Jaki zatem był ten miniony rok? Trudno uznać, że fotograficznie był bardzo udany. Zmiana pracy ograniczyła do minimum moją fotograficzną aktywność i gdyby nie wyjazd na Islandię w marcu i krótki wypad w Tatry w październiku, to chyba nie miałbym żadnych tegorocznych zdjęć do pokazania. W Toskanii, podczas rodzinnego wyjazdu nie udało mi się przełamać mojego lenistwa i wstałem jedynie na dwa świty. Fakt, pora nie była zachęcająca. Brak czasu również nie pozwolił mi intensywniej pokręcić koło domu i ostatecznie byłem na kilku zaledwie porankach.
Końcówka roku to intensywne prace nad nową odsłoną strony.
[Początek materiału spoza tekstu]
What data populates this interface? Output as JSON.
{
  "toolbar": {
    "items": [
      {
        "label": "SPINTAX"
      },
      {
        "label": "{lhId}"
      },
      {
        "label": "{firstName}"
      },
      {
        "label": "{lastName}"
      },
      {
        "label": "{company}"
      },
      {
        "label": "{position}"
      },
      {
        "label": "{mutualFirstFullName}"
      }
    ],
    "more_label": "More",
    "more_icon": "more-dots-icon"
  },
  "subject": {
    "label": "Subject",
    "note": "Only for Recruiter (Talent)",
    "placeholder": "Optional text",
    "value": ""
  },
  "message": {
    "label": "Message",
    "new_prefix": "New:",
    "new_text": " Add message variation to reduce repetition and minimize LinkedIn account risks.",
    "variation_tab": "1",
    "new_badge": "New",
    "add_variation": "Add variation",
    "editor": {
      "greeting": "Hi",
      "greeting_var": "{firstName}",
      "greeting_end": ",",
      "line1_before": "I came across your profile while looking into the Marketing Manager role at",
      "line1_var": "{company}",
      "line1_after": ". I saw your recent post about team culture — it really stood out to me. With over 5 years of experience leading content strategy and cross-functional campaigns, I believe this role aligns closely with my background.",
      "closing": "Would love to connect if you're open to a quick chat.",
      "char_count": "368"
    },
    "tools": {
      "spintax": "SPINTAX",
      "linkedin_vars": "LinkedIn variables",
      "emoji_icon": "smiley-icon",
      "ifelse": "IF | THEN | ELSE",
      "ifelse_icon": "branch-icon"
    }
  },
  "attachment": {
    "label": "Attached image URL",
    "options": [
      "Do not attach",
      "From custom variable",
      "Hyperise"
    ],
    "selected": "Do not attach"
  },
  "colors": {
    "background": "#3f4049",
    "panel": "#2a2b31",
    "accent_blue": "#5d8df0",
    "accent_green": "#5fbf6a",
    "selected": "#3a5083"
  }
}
Jeszcze trochę pracy przede mną, ale najtrudniejsze zostało zrobione.
W minionym roku udało mi się zdobyć dwa wyróżnienia w konkursach fotograficznych: Memorial Maria Luisa i Wizje Natury, o czym już wcześniej pisałem na stronie.
A jak wygląda to u Was?
Tych kilka udanych zdjęć prezentuję poniżej. Wybrałem po jednym zdjęcia z każdego dnia, w którym byłem na zdjęciach. Niewiele tego, prawda?
Ale co ważne! Udało mi się dopiąć dwa wyjazdy na rok 2016 i wstępnie jeden na rok 2017. Pierwszy zimowy – wkrótce o nim napisze. I drugi – już w pełni wyprawowy. Ponad miesiąc z aparatem. Szczegóły również wkrótce.
4 komentarze
No coz, gratuluje, piekne zdjecia. Masz sie czym chwalic
Dziękuję. Zachęcam do zabawy w „moje zdjęcia z Wasze ręce” o której pisałem we wcześniejszym poście.
Laurów konkursowych gratuluję raz jeszcze ale mnie najbardziej zainteresowały te twoje nowe wyjazdy. Ciekaw, ciekawe. Plus, będzie sporo nowych świetnych zdjęć. Czekam z niecierpliwością gdzie się tym razem wywieje (i wyziębi zapewne).
Dziękuję Błażeju. Pierwsza informacja już jutro :-).